Temple Street Men’s Market

This is Hong Kong’s largest night market. Simply take the MTR to Jordan (in Kowloon) and follow the signs. The market is named after the Tin Hau Temple, where hawkers once gathered under a giant banyan tree. This is the place for cheap clothes, watches, bags, electronics, sneakers, souvenirs, pirate music and movies, and fake brand names. With it opening at 4pm and continuing until midnight, it is also a great place for dai pai dong – open-air street dining. (The crab is highly recommended.)
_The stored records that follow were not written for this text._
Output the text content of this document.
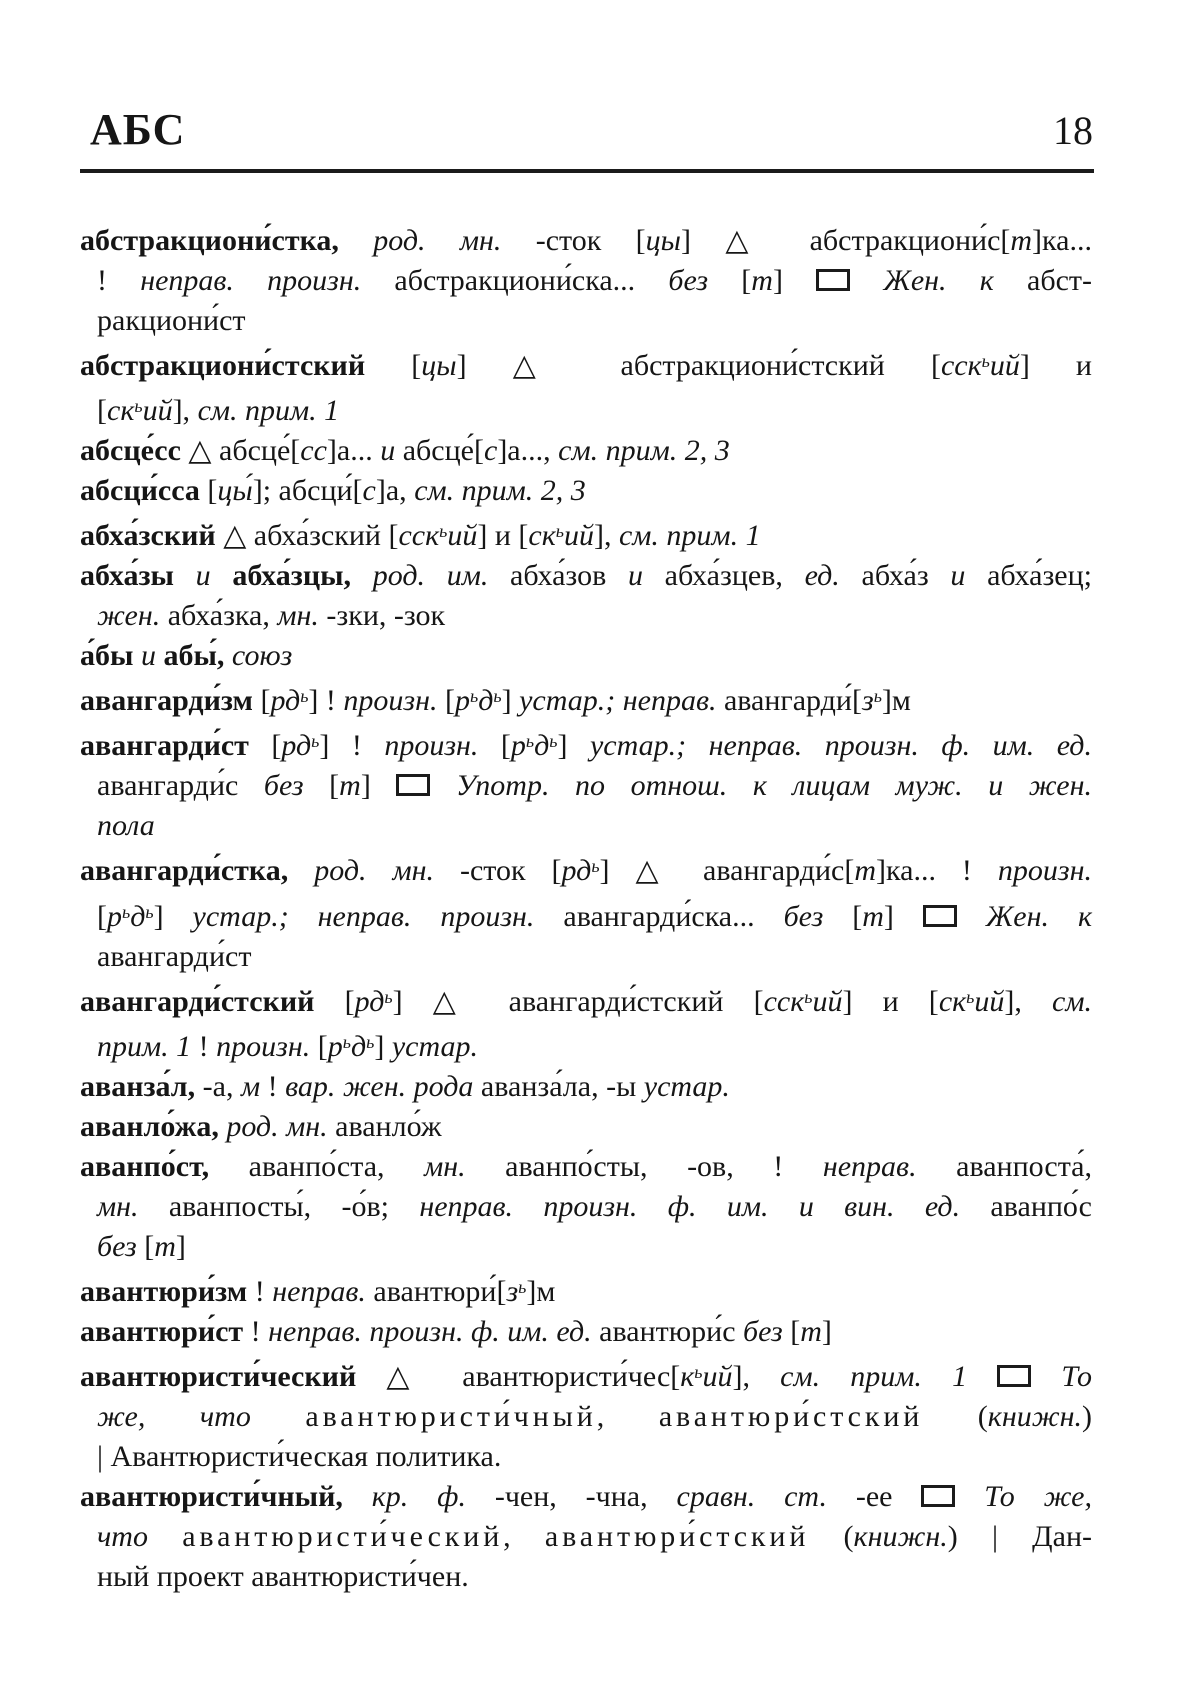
АБС	18
абстракциони́стка, род. мн. -сток [цы] △ абстракциони́с[т]ка...
! неправ. произн. абстракциони́ска... без [т]  Жен. к абст-
ракциони́ст
абстракциони́стский [цы] △ абстракциони́стский [сск$^ь$ий] и
$[ск^ьий]$, см. прим. 1
абсце́сс △ абсце́[сс]а... и абсце́[с]а..., см. прим. 2, 3
абсци́сса [цы́]; абсци́[с]а, см. прим. 2, 3
абха́зский △ абха́зский [сск$^ь$ий] и $[ск^ьий]$, см. прим. 1
абха́зы и абха́зцы, род. им. абха́зов и абха́зцев, ед. абха́з и абха́зец;
жен. абха́зка, мн. -зки, -зок
а́бы и абы́, союз
авангарди́зм $[рд^ь]$ ! произн. $[р^ьд^ь]$ устар.; неправ. $авангарди́[з^ь]м$
авангарди́ст $[рд^ь]$ ! произн. $[р^ьд^ь]$ устар.; неправ. произн. ф. им. ед.
авангарди́с без [т]  Употр. по отнош. к лицам муж. и жен.
пола
авангарди́стка, род. мн. -сток $[рд^ь]$ △ авангарди́с[т]ка... ! произн.
$[р^ьд^ь]$ устар.; неправ. произн. авангарди́ска... без [т]  Жен. к
авангарди́ст
авангарди́стский $[рд^ь]$ △ авангарди́стский [сск$^ь$ий] и $[ск^ьий]$, см.
прим. 1 ! произн. $[р^ьд^ь]$ устар.
аванза́л, -а, м ! вар. жен. рода аванза́ла, -ы устар.
аванло́жа, род. мн. аванло́ж
аванпо́ст, аванпо́ста, мн. аванпо́сты, -ов, ! неправ. аванпоста́,
мн. аванпосты́, -о́в; неправ. произн. ф. им. и вин. ед. аванпо́с
без [т]
авантюри́зм ! неправ. $авантюри́[з^ь]м$
авантюри́ст ! неправ. произн. ф. им. ед. авантюри́с без [т]
авантюристи́ческий △ $авантюристи́чес[к^ьий]$, см. прим. 1  То
же, что авантюристи́чный, авантюри́стский (книжн.)
| Авантюристи́ческая политика.
авантюристи́чный, кр. ф. -чен, -чна, сравн. ст. -ее  То же,
что авантюристи́ческий, авантюри́стский (книжн.) | Дан-
ный проект авантюристи́чен.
Fresh fish on display in a market stall in Hong Kong

Fresh fish for sale © A. Harrison

Although a pedestrian market, beware of cars as the markets stretch over several major roads. There are often street performers, opera stars, fortune tellers, and, especially at the far end of the market, palm and face readers. The night markets are a perfect way to end a long day of sight-seeing.

Ladies Market

Continue on the MTR beyond the Night Markets to either Prince Edward or Mong Kok Stations to reach Hong Kong’s Ladies Market. Despite the name, just about everything is for sale. It is exhaustingly crowded; Mong Kok remains the world’s most densely populated area, with 130,000 people per square kilometre. It opens earlier then the Night Market, running from midday to midnight.

If visiting in daylight, detour to the Yuen Po Street Bird Garden, where locals can be seen sitting with their birds. The air is full of their calls. Nearby is Flower Market Road, where some fifty shops sell a dazzling array of blooms.
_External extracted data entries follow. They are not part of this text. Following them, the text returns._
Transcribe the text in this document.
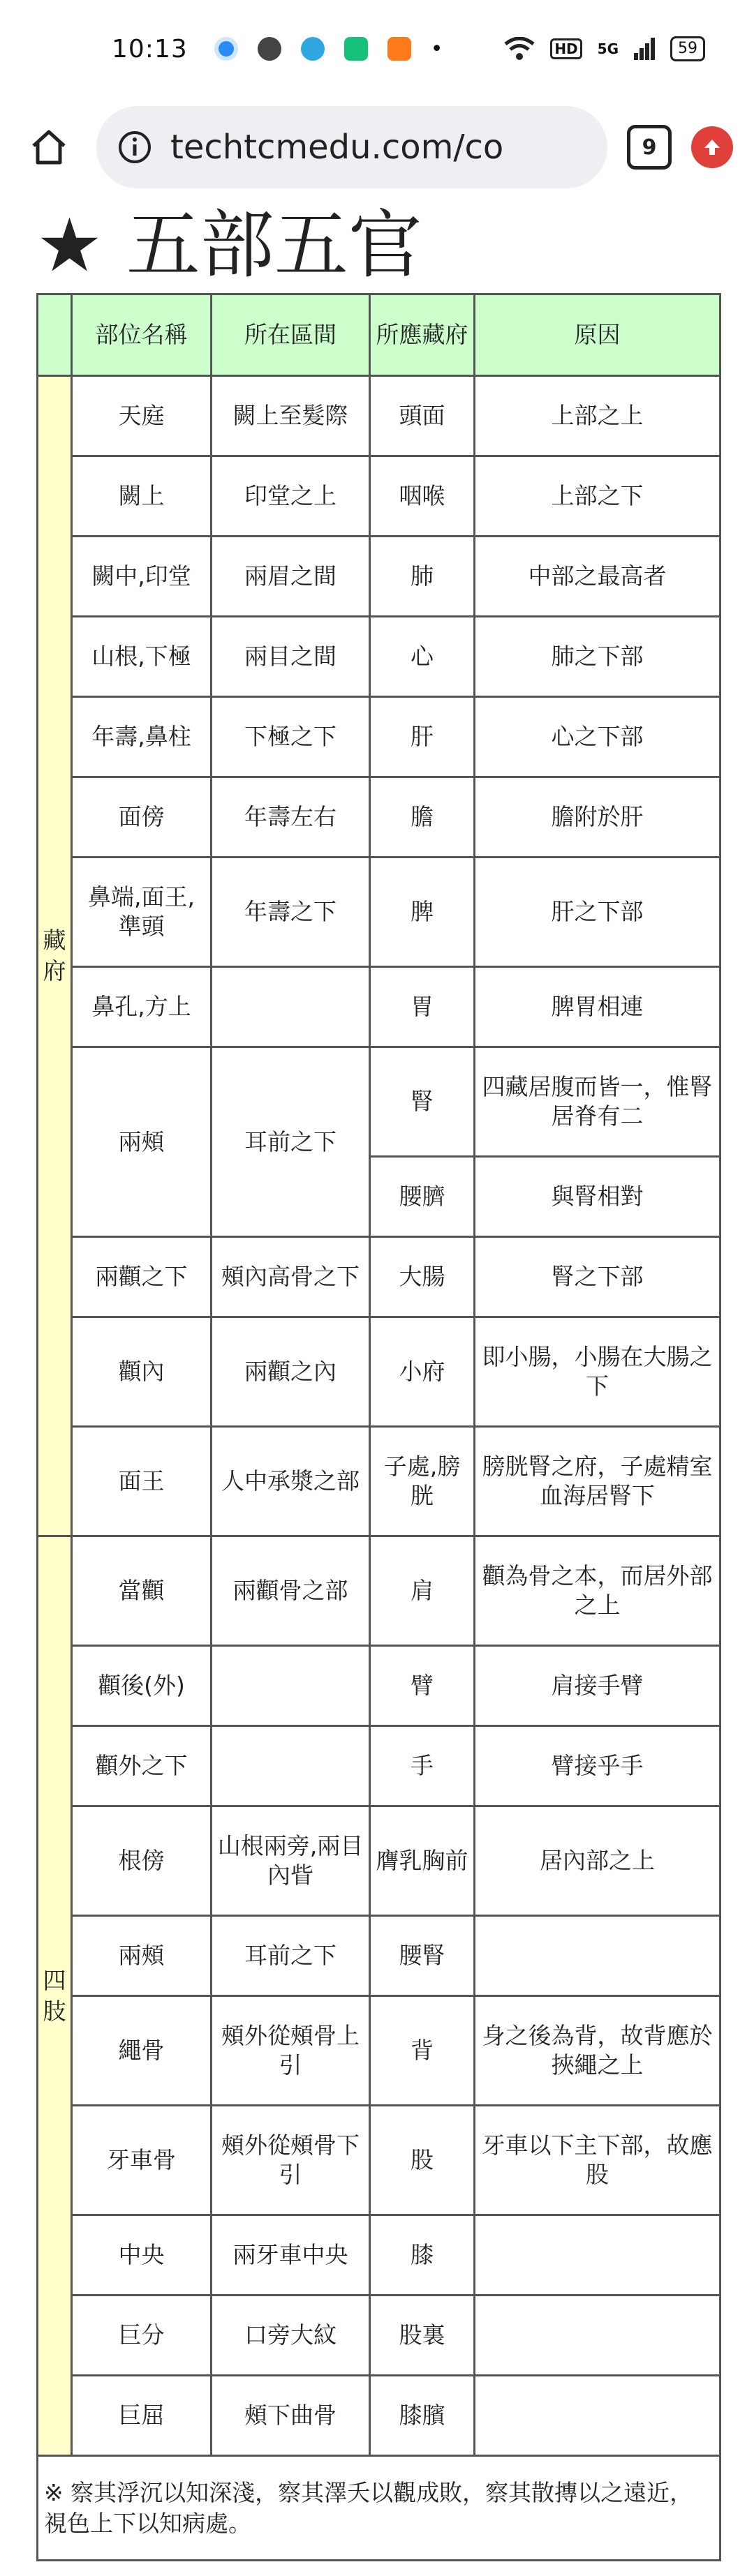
10:13	•	HD	5G	59
techtcmedu.com/co	9
★ 五部五官
	部位名稱	所在區間	所應藏府	原因
藏府	天庭	闕上至髮際	頭面	上部之上
	闕上	印堂之上	咽喉	上部之下
	闕中,印堂	兩眉之間	肺	中部之最高者
	山根,下極	兩目之間	心	肺之下部
	年壽,鼻柱	下極之下	肝	心之下部
	面傍	年壽左右	膽	膽附於肝
	鼻端,面王,準頭	年壽之下	脾	肝之下部
	鼻孔,方上		胃	脾胃相連
	兩頰	耳前之下	腎	四藏居腹而皆一，惟腎居脊有二
			腰臍	與腎相對
	兩顴之下	頰內高骨之下	大腸	腎之下部
	顴內	兩顴之內	小府	即小腸，小腸在大腸之下
	面王	人中承漿之部	子處,膀胱	膀胱腎之府，子處精室血海居腎下
四肢	當顴	兩顴骨之部	肩	顴為骨之本，而居外部之上
	顴後(外)		臂	肩接手臂
	顴外之下		手	臂接乎手
	根傍	山根兩旁,兩目內眥	膺乳胸前	居內部之上
	兩頰	耳前之下	腰腎	
	繩骨	頰外從頰骨上引	背	身之後為背，故背應於挾繩之上
	牙車骨	頰外從頰骨下引	股	牙車以下主下部，故應股
	中央	兩牙車中央	膝	
	巨分	口旁大紋	股裏	
	巨屈	頰下曲骨	膝臏	
※ 察其浮沉以知深淺，察其澤夭以觀成敗，察其散摶以之遠近，視色上下以知病處。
Lastly, just explore. The best of Hong Kong’s markets are not in the guidebooks. Catch the wrong bus, or a tram to an unknown destination – there is always something interesting to find at the other end.


The Literary Traveller

With three interwoven stories, John Lanchester's Fragrant Harbour follows the change in Hong Kong from the time in 1935 when fragrant perfumes still drifted out to sea to greet incoming ships, to its birth as a modern economic miracle (with a slightly more heady aroma).
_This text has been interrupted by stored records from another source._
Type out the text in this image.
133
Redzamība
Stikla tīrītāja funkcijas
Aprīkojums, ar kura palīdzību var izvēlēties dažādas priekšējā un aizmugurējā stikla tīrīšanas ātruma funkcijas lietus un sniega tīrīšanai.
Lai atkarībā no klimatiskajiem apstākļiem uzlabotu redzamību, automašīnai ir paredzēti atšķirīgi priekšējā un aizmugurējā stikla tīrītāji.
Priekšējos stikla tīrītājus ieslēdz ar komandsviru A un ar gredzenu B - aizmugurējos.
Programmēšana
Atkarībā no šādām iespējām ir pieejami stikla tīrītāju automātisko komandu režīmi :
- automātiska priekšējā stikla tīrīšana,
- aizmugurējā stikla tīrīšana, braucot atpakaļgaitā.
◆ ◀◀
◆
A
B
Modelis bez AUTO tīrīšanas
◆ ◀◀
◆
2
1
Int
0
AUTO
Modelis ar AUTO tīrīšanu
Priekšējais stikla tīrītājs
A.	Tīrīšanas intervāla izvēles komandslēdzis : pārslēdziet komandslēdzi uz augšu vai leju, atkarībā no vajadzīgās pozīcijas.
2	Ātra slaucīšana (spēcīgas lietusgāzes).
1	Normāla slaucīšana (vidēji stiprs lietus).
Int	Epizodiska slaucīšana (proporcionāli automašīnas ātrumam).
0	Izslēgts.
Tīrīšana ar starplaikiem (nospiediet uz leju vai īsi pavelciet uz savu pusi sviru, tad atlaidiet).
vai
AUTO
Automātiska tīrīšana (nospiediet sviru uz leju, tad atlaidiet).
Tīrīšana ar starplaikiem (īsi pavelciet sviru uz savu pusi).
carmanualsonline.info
Through the eyes of the three narrators, the history of the island for most of the 20th century unfolds. Fragrant Harbour can virtually be used as a guide book, for it’s impossible not to walk the streets and see what has been written in the novel: to lament the disappearance of the old airport with its dramatic descent of the planes so close to the buildings one felt they could almost be touched, the smell of the water when catching the Star Ferry, taking the view from The Peak then walking around the mountain, becoming lost in the overgrowth.

There is the invasion by the Japanese in WWII with the establishment of a concentration camp at Stanley, followed by the unrest and riots of the 1960s. There is even reference to the notorious Mong Kok apartments, some of which can still be seen at Shek Kip Mei Estate. Mong Kok remains the mostly densely populated area on earth, and at the time many people simply disappeared when they entered the main door of this building.

By the end of the novel, Hong Kong has become what visitors now see: an economic powerhouse. Yet Lanchester explores the intricate finance deals between Hong Kong and the mainland, the role of the triads, and importance of family ties and honour. Most of all, it is a tribute to the people and history of an island the author so obviously loves.